Darüber hinaus sind die aktuellen Fahrzeuge noch nicht ausreichend mit Sensoren ausgestattet, um tatsächlich alle relevanten Daten zu erfassen. Das liegt auf der Hand, denn Sensoren kosten Geld, müssen aufwändig integriert werden und reduzieren auf den ersten Blick die Marge des Produkts. Wie sonst ist es zu erklären, dass in der Praxis bspw. auf der Achse von aktuellen Fahrzeugen eines Premiumherstellers nur ein Sensor für die Bremsbeläge – immerhin ein sicherheitsrelevantes Bauteil – zu finden ist? Die mit Sensoren heute auch meist einhergehende Wunschvorstellung einer allumfassenden Predictive Maintenance wurde dabei all zu oft enttäuscht. Ein Großteil der Fahrzeugprobleme ließ sich nicht zuverlässig vorhersagen, oder meist mit nur geringem Vorlauf. Will man Endkund:innen die Vorhersage von Reparaturereignissen aber als Service offerieren, muss der Fahrzeughersteller mit annähernd 100 % die richtigen Schlüsse aus der Mustererkennung ziehen. Eine Gefahr für die Reputation, sollte dies nicht gelingen – ein Teufelskreis aus Technik und Interaktion.
Ein weiteres technisches Dilemma offenbart die momentan nicht – oder nur ansatzweise – vorhandene Verknüpfung aus Fahrzeug- und Kundendaten wodurch wertvolle Synergien gar nicht erst genutzt werden können. Zudem fehlt das intelligente Mapping aus Fahrzeugdaten, Fahrzeugumgebungsvariablen und Erfahrungsdatenbanken (Best Practices) die das notwendige Fachwissen in den Prozess einbringen.
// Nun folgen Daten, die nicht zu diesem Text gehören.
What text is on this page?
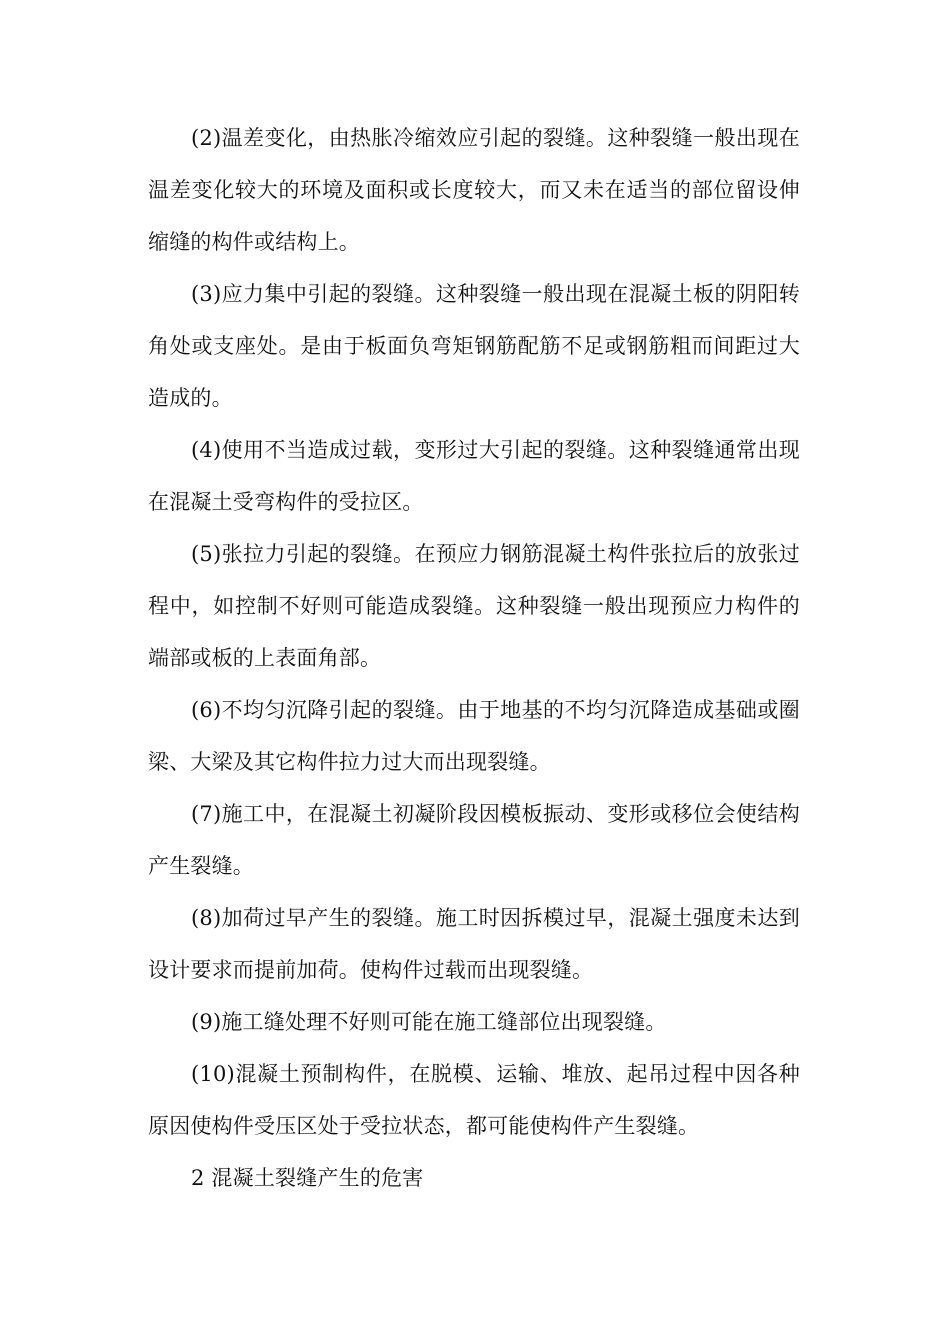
(2)温差变化，由热胀冷缩效应引起的裂缝。这种裂缝一般出现在温差变化较大的环境及面积或长度较大，而又未在适当的部位留设伸缩缝的构件或结构上。

(3)应力集中引起的裂缝。这种裂缝一般出现在混凝土板的阴阳转角处或支座处。是由于板面负弯矩钢筋配筋不足或钢筋粗而间距过大造成的。

(4)使用不当造成过载，变形过大引起的裂缝。这种裂缝通常出现在混凝土受弯构件的受拉区。

(5)张拉力引起的裂缝。在预应力钢筋混凝土构件张拉后的放张过程中，如控制不好则可能造成裂缝。这种裂缝一般出现预应力构件的端部或板的上表面角部。

(6)不均匀沉降引起的裂缝。由于地基的不均匀沉降造成基础或圈梁、大梁及其它构件拉力过大而出现裂缝。

(7)施工中，在混凝土初凝阶段因模板振动、变形或移位会使结构产生裂缝。

(8)加荷过早产生的裂缝。施工时因拆模过早，混凝土强度未达到设计要求而提前加荷。使构件过载而出现裂缝。

(9)施工缝处理不好则可能在施工缝部位出现裂缝。

(10)混凝土预制构件，在脱模、运输、堆放、起吊过程中因各种原因使构件受压区处于受拉状态，都可能使构件产生裂缝。

2 混凝土裂缝产生的危害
Aber nicht nur organisatorische und technische Herausforderungen gilt es zu managen. Auch die Wahrnehmung der Kund:innen scheint entscheidend. Viele Personen sind hierzulande dem digitalen Verkauf gegenüber noch skeptisch eingestellt. Sie zögern, einen großen Kauf wie den eines Fahrzeugs online abzuschließen, ohne das Fahrzeug physisch zu inspizieren und Probe zu fahren. Verständlich, denn es ist schließlich für die meisten Menschen ein großer, wohl überlegter Invest. Muss dieser Mangel an Vertrauen daher immer zu einer niedrigeren Konversionsrate beim digitalen Verkauf führen? Wohl kaum, wenn man akzeptiert, dass die Zukunft ein hybrides Modell sein wird.